In Argentina sono riusciti a generare un grande odio verso i “lavoratori improduttivi” dello Stato; a far accettare ai più concetti come “per i servizi dovete pagare di più” e vere proprie provocazioni come quella del ministro dell'Energia che dice, dopo un aumento del 30% in 3 mesi, “se il prezzo della benzina è troppo alto, i consumatori smetterano di comprarla”.
La classe media - o ciò che ne resta, recita con soddisfazione, “mi abuelo se rompia el culo 14 horas por día y no decia nada; y ahora se quejan porque tienen que hacer unas horas extras? Son todos unos vagos”; mentre un politico, appartenente all'aristocrazia argentina, diceva ai giornali che se, negli anni scorsi, un impiegato della classe media poteva permettersi lussi quali “viaggiare, comprare auto o televisori” era perché gli “stavano mentendo” riguardo il suo salario. La colpa, insomma, è nostra.
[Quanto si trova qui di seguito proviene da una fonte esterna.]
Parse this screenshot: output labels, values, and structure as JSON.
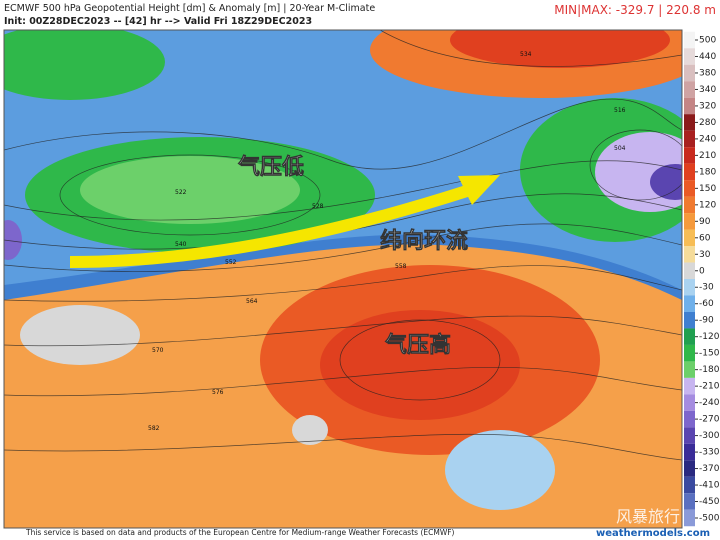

Sa cosa mi ricorda? Gli articoli del Corriere della sera che, mentre da una parte parlava di disoccupazione giovanile, poi dall’altra faceva apparire sulla pagina web – ogni settimana – la storia di un qualche neo-laureato italiano che “ce l’aveva fatta” e ora era milionario/famoso/di successo.

Me li ricordo bene, “sulla mia pelle”, quegli articoli che sembravano volermi dire: “vedi che sei un coglione? Chi è bravo ce la fa ad emergere”.
[emphasis ri-added...]

E nel frattempo, grazie ai titoloni dei giornali, la classe media argentina festeggia anche il calo dell'inflazione, ovvero la certificazione della perdita del proprio potere d'acquisto.

La ringrazio ancora quindi per avermi dato gli strumenti di lettura per capire meglio queste cose, per capire che un governo che dice “per far crescere il Paese vogliamo inflazione zero” mi sta mentendo sapendo di farlo e soprattutto perché sta portando avanti una battaglia che va ben oltre i confini italiani.

Un ultimo aneddoto. Quando facevo il liceo, la bravissima professoressa di italiano, mi fece una bella domanda (ero in terza superiore).

Nel ‘500  si diceva Homo faber fortunae suae. Nell’ ‘800 Foscolo scriveva “L’uomo è artefice delle proprie sventure”; nel ‘900 Zeno Cosini afferma “La vita non è né bella né brutta. È originale”. Quale le sembra la più pessimista di queste affermazioni?

Optai per la terza (all’epoca ero comunque più sveglio di adesso) dicendo che, almeno nelle prime due si aveva l’idea di un uomo che decide, che è reponsabile del proprio destino, nel bene o anche solo nel male. In quella di Svevo, invece, l’uomo rimaneva in balia degli eventi, senza alcun potere.
Glielo dico perché i suoi due primi titoli dei libri – non so perché - mi hanno riportato alla memoria questo iter. Per un “Tramonto dell’Euro” dove l’Italia potrebbe essere artefice del proprio destino a un “Italia può farcela” che mi suggerisce “se non ce la faremo, sarà colpa nostra”. Manca il terzo. Il mio desiderio e il grande augurio è che non richiami quello di Svevo.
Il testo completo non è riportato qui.